For all the stable orbits we estimated the spread (\(\Delta r\)) of the distance of the planet from the primary star with respect to its initial value, showing that a fraction of these orbits is only marginally stable, according with the classification of Musielak et al. (2005). Our data analysis also produces statistics of planet-star collisions and planetary ejections away from the binary, in the cases of planet mass equal to \(0,1, 30\) Jupiter masses. In the particular case of stars of equal mass and moving on an \(e=0.5\) orbit, for all planet masses studied here, the largest fraction of unstable orbits result into a collision of the planet onto the primary star, followed by ejection and collisions onto the secondary. A planet-star collision might result in the pollution of stars with planetary material, which, in principle, would be detectable by accurate spectroscopic measurements. The measurements of iron abundance for a sample of 23 wide binaries reported by Desidera et al. (2004) seem to rule out a contamination with a mass of iron greater than 1 Earth Mass during the Main Sequence lifetime of the stars. The instability of planetary orbits in double star systems with a final fate as ejection of the planet away from the binary system has an relevance in increasing the number of freely-floating planets as detected by gravitational microlensing (Sumi et al. 2011).
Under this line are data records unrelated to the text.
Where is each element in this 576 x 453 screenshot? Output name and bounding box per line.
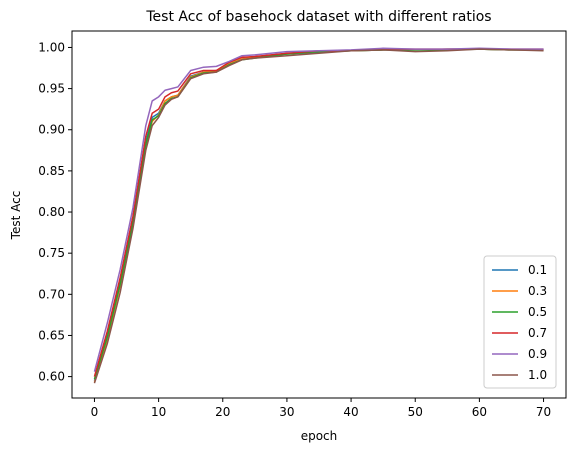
y-tick-label: 0.65 <box>38 328 65 342</box>
x-tick-label: 60 <box>472 405 487 419</box>
y-tick-label: 0.60 <box>38 370 65 384</box>
y-tick-label: 1.00 <box>38 40 65 54</box>
y-tick-label: 0.80 <box>38 205 65 219</box>
series-line-0-9 <box>93 47 544 372</box>
series-line-0-3 <box>93 48 544 383</box>
legend: 0.1 0.3 0.5 0.7 0.9 1.0 <box>483 255 557 389</box>
series-line-0-1 <box>93 48 544 381</box>
legend-entry-label: 0.3 <box>528 284 547 298</box>
y-axis-label: Test Acc <box>9 191 23 241</box>
legend-entry-label: 1.0 <box>528 368 547 382</box>
y-tick-label: 0.90 <box>38 123 65 137</box>
y-tick-label: 0.85 <box>38 164 65 178</box>
y-axis: 0.60 0.65 0.70 0.75 0.80 0.85 0.90 0.95 1.00 <box>38 40 72 384</box>
legend-entry-label: 0.9 <box>528 347 547 361</box>
x-tick-label: 10 <box>151 405 166 419</box>
x-tick-label: 0 <box>91 405 99 419</box>
x-tick-label: 20 <box>215 405 230 419</box>
series-line-0-5 <box>93 48 544 380</box>
x-tick-label: 50 <box>408 405 423 419</box>
legend-entry-label: 0.7 <box>528 326 547 340</box>
y-tick-label: 0.70 <box>38 287 65 301</box>
y-tick-label: 0.75 <box>38 246 65 260</box>
series-line-0-7 <box>93 48 544 377</box>
plot-area-frame <box>71 30 567 399</box>
x-axis-label: epoch <box>301 429 338 443</box>
y-tick-label: 0.95 <box>38 82 65 96</box>
legend-entry-label: 0.1 <box>528 263 547 277</box>
chart-title: Test Acc of basehock dataset with differ… <box>145 9 491 25</box>
x-tick-label: 30 <box>279 405 294 419</box>
legend-frame <box>483 255 557 389</box>
series-line-1-0 <box>93 48 544 384</box>
x-tick-label: 40 <box>343 405 358 419</box>
legend-entry-label: 0.5 <box>528 305 547 319</box>
series-layer <box>93 47 544 384</box>
x-axis: 0 10 20 30 40 50 60 70 <box>91 398 551 419</box>
x-tick-label: 70 <box>536 405 551 419</box>
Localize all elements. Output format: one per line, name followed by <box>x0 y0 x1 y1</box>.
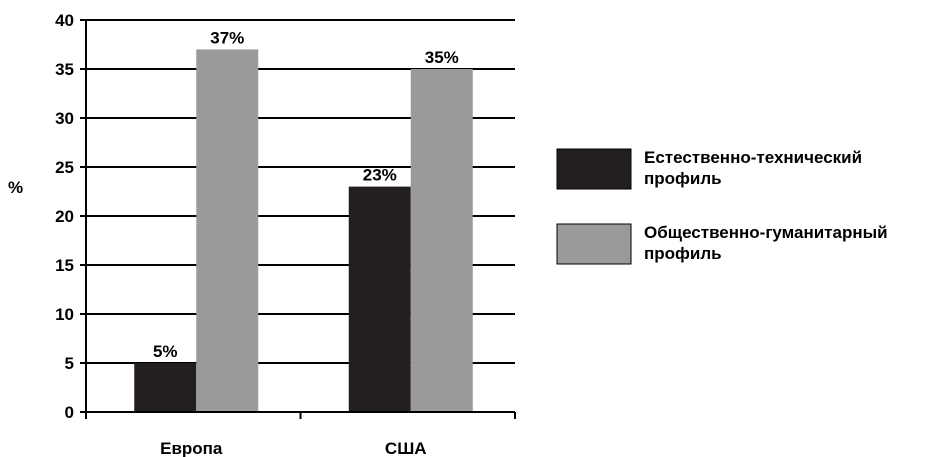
category-label: США <box>385 439 427 457</box>
y-tick-label: 20 <box>55 207 74 226</box>
data-label: 5% <box>153 342 178 361</box>
y-axis-title: % <box>8 178 23 197</box>
legend-label-line: профиль <box>644 169 722 188</box>
y-tick-labels: 0 5 10 15 20 25 30 35 40 <box>55 11 74 422</box>
legend-label-line: Общественно-гуманитарный <box>644 223 888 242</box>
category-label: Европа <box>160 439 223 457</box>
data-labels: 5% 37% 23% 35% <box>153 28 459 361</box>
data-label: 23% <box>363 166 397 185</box>
data-label: 35% <box>425 48 459 67</box>
legend-label-line: профиль <box>644 244 722 263</box>
data-label: 37% <box>210 28 244 47</box>
legend-label-line: Естественно-технический <box>644 148 862 167</box>
bar-1-2 <box>348 186 411 412</box>
y-tick-label: 10 <box>55 305 74 324</box>
y-tick-label: 40 <box>55 11 74 30</box>
bar-2-1 <box>196 49 259 413</box>
axes <box>80 19 516 419</box>
y-tick-label: 15 <box>55 256 74 275</box>
legend-label-1: Естественно-технический профиль <box>644 148 862 188</box>
y-tick-label: 0 <box>65 403 74 422</box>
legend: Естественно-технический профильОбщественн… <box>556 148 888 265</box>
y-tick-label: 30 <box>55 109 74 128</box>
bars <box>134 49 473 413</box>
legend-swatch-1 <box>556 148 632 190</box>
bar-2-2 <box>410 69 473 412</box>
legend-swatch-2 <box>556 223 632 265</box>
y-tick-label: 5 <box>65 354 74 373</box>
y-tick-label: 25 <box>55 158 74 177</box>
legend-label-2: Общественно-гуманитарный профиль <box>644 223 888 263</box>
x-category-labels: Европа США <box>160 439 426 457</box>
y-tick-label: 35 <box>55 60 74 79</box>
grid-lines <box>86 19 515 364</box>
bar-1-1 <box>134 363 197 412</box>
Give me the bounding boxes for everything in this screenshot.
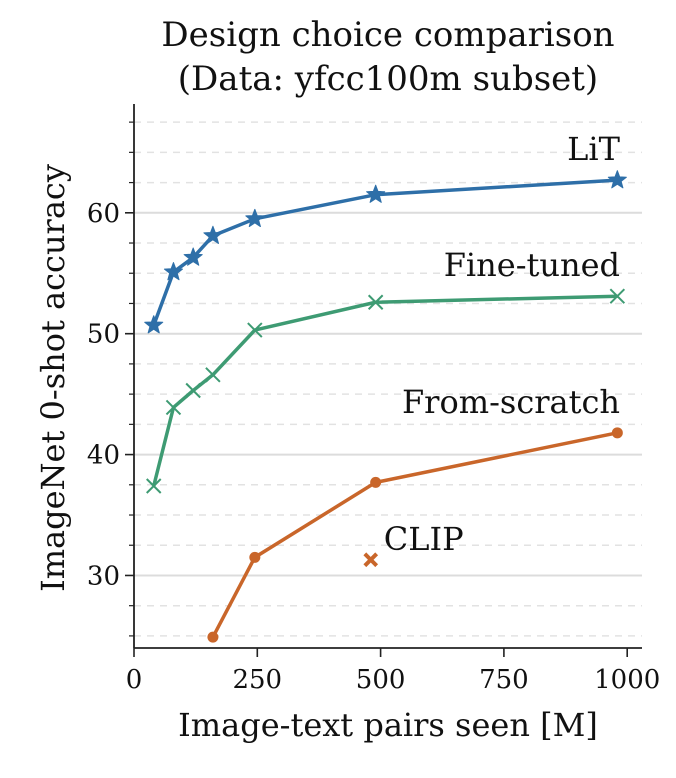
x-tick-label: 0 (126, 665, 143, 695)
data-point-circle (370, 476, 382, 488)
chart-title-line-2: (Data: yfcc100m subset) (178, 59, 598, 99)
data-point-circle (207, 631, 219, 643)
series-label: Fine-tuned (444, 246, 620, 284)
series-from-scratch: From-scratch (207, 383, 623, 643)
data-point-star (366, 184, 386, 203)
data-point-circle (611, 427, 623, 439)
points-layer: CLIP (363, 520, 464, 568)
y-tick-label: 30 (87, 561, 120, 591)
data-point-star (163, 262, 183, 281)
data-point-x (205, 367, 221, 383)
point-label: CLIP (384, 520, 464, 558)
series-fine-tuned: Fine-tuned (146, 246, 626, 494)
point-clip: CLIP (363, 520, 464, 568)
x-tick-label: 750 (479, 665, 529, 695)
data-point-x (367, 294, 384, 310)
data-point-x (185, 382, 201, 399)
series-label: From-scratch (402, 383, 620, 421)
series-line (211, 431, 618, 638)
data-point-x (609, 288, 626, 304)
y-tick-label: 60 (87, 199, 120, 229)
data-point-x (165, 399, 182, 416)
grid-layer (134, 121, 642, 637)
data-point-x (146, 478, 162, 494)
data-point-star (203, 225, 223, 244)
chart-title-line-1: Design choice comparison (161, 15, 614, 55)
y-tick-label: 40 (87, 441, 120, 471)
x-tick-label: 500 (356, 665, 406, 695)
series-layer: LiT Fine-tuned From-scratch (144, 130, 627, 643)
y-tick-label: 50 (87, 320, 120, 350)
series-label: LiT (567, 130, 620, 168)
data-point-star (245, 208, 265, 228)
data-point-x (247, 322, 263, 338)
data-point-circle (249, 551, 261, 563)
data-point-star (144, 315, 164, 334)
data-point-star (183, 247, 203, 266)
x-tick-label: 250 (232, 665, 282, 695)
data-point-filled-x (363, 552, 379, 568)
data-point-star (607, 170, 627, 189)
axes-layer: 30 40 50 60 0 250 500 750 1000 (87, 104, 660, 695)
x-axis-label: Image-text pairs seen [M] (178, 706, 598, 744)
series-lit: LiT (144, 130, 627, 334)
x-tick-label: 1000 (594, 665, 660, 695)
y-axis-label: ImageNet 0-shot accuracy (34, 164, 72, 592)
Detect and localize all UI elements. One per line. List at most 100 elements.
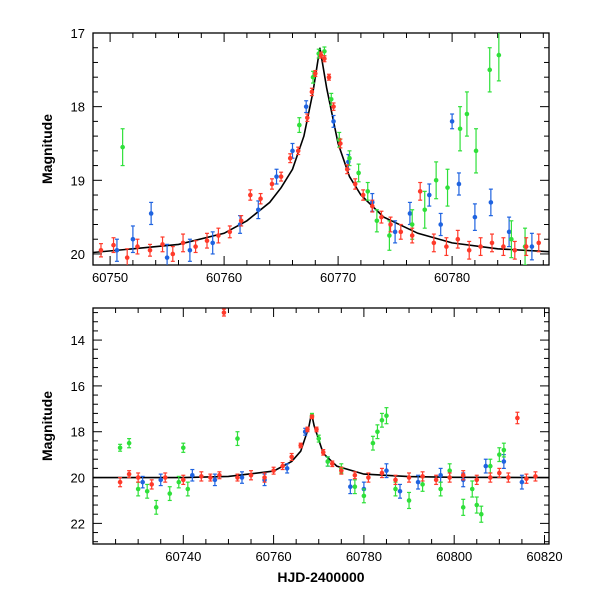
data-point (455, 236, 461, 242)
data-point (322, 49, 327, 54)
bottom-data-layer (93, 308, 549, 523)
data-point (331, 119, 336, 124)
data-point (199, 474, 204, 479)
data-point (375, 429, 380, 435)
data-point (460, 505, 466, 510)
data-point (472, 214, 478, 220)
data-point (366, 475, 371, 480)
data-point (117, 479, 123, 485)
data-point (313, 71, 318, 76)
top-series-0 (98, 51, 542, 265)
data-point (488, 463, 493, 469)
data-point (393, 477, 398, 483)
data-point (384, 468, 389, 473)
data-point (227, 229, 233, 235)
data-point (164, 255, 170, 260)
data-point (474, 502, 480, 508)
data-point (258, 196, 263, 202)
data-point (392, 229, 398, 235)
data-point (114, 247, 120, 253)
data-point (407, 211, 413, 216)
data-point (149, 482, 154, 487)
data-point (278, 174, 284, 179)
bottom-x-tick-label: 60760 (256, 549, 292, 564)
data-point (417, 189, 423, 194)
top-y-axis-label: Magnitude (39, 114, 55, 184)
data-point (190, 472, 195, 478)
data-point (212, 477, 218, 483)
top-data-layer (93, 33, 549, 265)
data-point (269, 181, 275, 187)
data-point (322, 56, 327, 62)
top-x-tick-label: 60780 (434, 270, 470, 285)
data-point (148, 211, 154, 216)
data-point (328, 96, 334, 102)
data-point (379, 470, 385, 476)
data-point (185, 486, 191, 492)
data-point (515, 415, 520, 421)
data-point (409, 222, 415, 227)
data-point (347, 155, 352, 161)
data-point (331, 104, 336, 109)
data-point (255, 207, 261, 213)
data-point (305, 115, 310, 120)
data-point (314, 427, 319, 432)
data-point (379, 417, 385, 423)
data-point (420, 482, 425, 487)
bottom-x-tick-label: 60820 (526, 549, 562, 564)
data-point (98, 247, 104, 253)
data-point (398, 229, 404, 235)
data-point (295, 148, 301, 154)
bottom-model-curve (93, 413, 549, 479)
data-point (176, 479, 182, 485)
data-point (415, 479, 421, 485)
data-point (210, 240, 215, 246)
data-point (473, 148, 479, 154)
bottom-frame (92, 307, 550, 545)
data-point (262, 475, 267, 480)
data-point (374, 218, 380, 224)
data-point (235, 475, 240, 480)
data-point (180, 445, 186, 451)
data-point (501, 459, 507, 464)
data-point (433, 178, 439, 183)
data-point (144, 489, 150, 494)
data-point (162, 475, 168, 480)
data-point (140, 479, 145, 485)
data-point (329, 461, 335, 467)
data-point (496, 52, 502, 58)
data-point (271, 468, 276, 473)
data-point (529, 244, 535, 249)
top-series-2 (120, 33, 528, 265)
data-point (238, 218, 244, 224)
data-point (388, 222, 393, 227)
data-point (180, 240, 186, 246)
data-point (444, 244, 449, 249)
data-point (356, 170, 361, 176)
data-point (488, 475, 493, 480)
data-point (487, 67, 493, 73)
data-point (422, 207, 428, 213)
data-point (111, 242, 116, 248)
bottom-series-2 (117, 407, 507, 523)
data-point (352, 484, 358, 490)
data-point (524, 476, 529, 481)
bottom-y-tick-label: 20 (71, 471, 85, 486)
data-point (130, 236, 136, 242)
data-point (309, 89, 315, 95)
data-point (274, 174, 279, 179)
data-point (533, 474, 538, 479)
top-frame (92, 32, 550, 266)
data-point (474, 477, 480, 483)
top-x-tick-label: 60750 (92, 270, 128, 285)
data-point (318, 52, 324, 58)
data-point (406, 498, 412, 503)
data-point (352, 472, 358, 478)
data-point (506, 475, 511, 480)
bottom-y-tick-label: 14 (71, 333, 85, 348)
bottom-x-tick-label: 60800 (436, 549, 472, 564)
data-point (348, 484, 353, 490)
bottom-y-tick-label: 16 (71, 379, 85, 394)
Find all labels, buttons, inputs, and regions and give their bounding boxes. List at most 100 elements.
In terms of the parameter space, we made some assumptions. We considered binary systems hosting a single planet moving on an unperturbed circular co-planar orbit around the primary star. For the data analysis, we implemented a code based on standard Python tools (numpy, pandas). A joint application of the high-order integration code and our data analysis tools on a High Performance Computing (HPC) platform will allow a significant extension of the space of parameters to investigate. An interesting approach to analyse the large amount of output data that will be produced is based on Machine Learning techniques (see e.g. Tamayo et al. (2016)).

An interesting perspective is to investigate our results in the scenario of the subresonances theory. Indeed, the planet experiences resonant perturbations from the companion star. Starting from the observation that planet may be dislodged from its host star if it is simultaneously affected by two or more resonances, Mudryk and Wu (2006) found that overlap between subresonances lying within mean-motion resonances can explain the boundary of orbital stability within binary systems.